Ranking of Design Programs: Worthy Resource?

In researching and determining the BEST architecture program for you, what resources will use?  How do you decide which programs you consider, apply and eventually attend?

One that you may be encouraged to consult is the RANKING of programs.  For the design professions (architecture, landscape architecture, and interior architecture / interior design, the most widespread is America’s Top Ranked Architecture & Design Schools from DesignIntelligence that was released just this week.


While rankings are a popular method of assistance in selecting a university or an architecture program, be cautious.  Do you know the criteria that is used when ranking programs?  Do you know the methodology of the ranking?  Are the criteria used by the ranking important to you?

Consider that none of the collateral associations involved with architectural education attempt or advocate the rating of architecture programs, beyond their term of accreditation.  Qualities that make a school good for one student may not work that way for another.  You should consider a variety of factors in making your choice among schools.

You should use your own set of highly subjective criteria when determining which program is best for you, the subject of a future entry.

Although few would argue that certain programs, particularly those at Ivy League institutions are worthwhile, the fact is that if a degree program is accredited by the NAAB, it is valid for you to consider.

As stated on the website “America’s Top Ranked Architecture & Design Schoolsoffers a perspective from three key audiences: the professionals who hire architecture and design graduates; the deans, program chairs, and department heads who help form architecture and design education; and the students and recent graduates who have an up-close view of the architecture and design school experience.”

Further, the stated methodology for the ranking is that the “DesignIntelligence survey each year; it ranks undergraduate and graduate programs from the perspective of the professional practitioners who hire and supervise graduates of architecture, landscape architecture and interior design programs.  Rankings are compiled for the most admired programs (undergraduate and graduate), the most hired from programs (undergraduate and graduate), and the strongest programs in each of 12 different focus areas (undergraduate and graduate) in each discipline.”
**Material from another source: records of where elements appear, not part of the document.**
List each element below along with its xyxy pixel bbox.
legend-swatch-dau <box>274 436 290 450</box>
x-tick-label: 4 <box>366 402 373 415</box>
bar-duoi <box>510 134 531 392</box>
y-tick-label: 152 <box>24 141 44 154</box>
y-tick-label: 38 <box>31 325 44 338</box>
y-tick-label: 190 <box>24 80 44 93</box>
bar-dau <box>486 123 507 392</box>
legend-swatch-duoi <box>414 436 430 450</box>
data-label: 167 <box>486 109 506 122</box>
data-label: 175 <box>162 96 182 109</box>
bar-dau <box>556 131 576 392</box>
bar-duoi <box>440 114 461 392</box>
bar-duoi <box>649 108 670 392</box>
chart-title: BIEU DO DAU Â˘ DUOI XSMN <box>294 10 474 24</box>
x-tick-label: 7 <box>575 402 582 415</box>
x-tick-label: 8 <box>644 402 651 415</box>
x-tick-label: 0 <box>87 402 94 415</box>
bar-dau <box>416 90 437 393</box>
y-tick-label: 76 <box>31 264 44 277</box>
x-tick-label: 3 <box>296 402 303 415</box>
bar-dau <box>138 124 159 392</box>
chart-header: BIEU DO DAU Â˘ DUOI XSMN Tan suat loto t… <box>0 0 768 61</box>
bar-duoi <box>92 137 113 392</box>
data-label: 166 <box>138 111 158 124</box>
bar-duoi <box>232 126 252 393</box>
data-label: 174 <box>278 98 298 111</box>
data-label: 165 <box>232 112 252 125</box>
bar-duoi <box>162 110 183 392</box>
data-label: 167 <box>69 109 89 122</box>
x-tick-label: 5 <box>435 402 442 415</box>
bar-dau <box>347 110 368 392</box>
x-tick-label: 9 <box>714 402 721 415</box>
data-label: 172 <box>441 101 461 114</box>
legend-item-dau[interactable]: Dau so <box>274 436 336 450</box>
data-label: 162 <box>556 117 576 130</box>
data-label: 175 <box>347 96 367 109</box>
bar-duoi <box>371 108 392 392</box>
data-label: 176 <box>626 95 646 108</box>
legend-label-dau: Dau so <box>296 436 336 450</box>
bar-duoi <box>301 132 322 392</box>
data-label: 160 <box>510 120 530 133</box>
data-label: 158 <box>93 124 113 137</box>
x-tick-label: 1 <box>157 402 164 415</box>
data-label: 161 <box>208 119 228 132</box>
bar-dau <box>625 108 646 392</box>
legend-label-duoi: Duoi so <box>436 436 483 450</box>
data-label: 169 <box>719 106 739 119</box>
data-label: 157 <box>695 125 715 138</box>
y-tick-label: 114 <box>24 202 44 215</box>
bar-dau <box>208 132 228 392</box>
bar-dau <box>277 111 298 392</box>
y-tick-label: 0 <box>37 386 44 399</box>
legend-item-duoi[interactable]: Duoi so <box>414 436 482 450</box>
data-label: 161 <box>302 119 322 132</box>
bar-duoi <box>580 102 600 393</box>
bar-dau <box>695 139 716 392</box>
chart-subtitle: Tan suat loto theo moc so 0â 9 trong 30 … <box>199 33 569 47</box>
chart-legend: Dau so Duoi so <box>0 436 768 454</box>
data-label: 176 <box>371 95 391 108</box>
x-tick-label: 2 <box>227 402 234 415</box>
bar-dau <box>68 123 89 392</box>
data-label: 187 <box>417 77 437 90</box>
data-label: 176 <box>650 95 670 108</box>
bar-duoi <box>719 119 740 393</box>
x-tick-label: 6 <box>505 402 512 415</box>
Certainly, any ranking should be a resource when choosing a design program, but it should not be high on your list; for example, do you truly only want to consider the programs listed as highly ranked?  Instead, start with the full list of accredited programs – NAAB: Architecture, CIDA: Interior Architecture / Interior Design and LAAB: Landscape Architecture.

Next week, I will share additional resources and criteria that you may wish to consider.  By going through this process, you will be better matched with your eventual college choice and more confident in your decision. As you develop criteria on which to base your decision, certain degree programs and universities will surface as logical choices.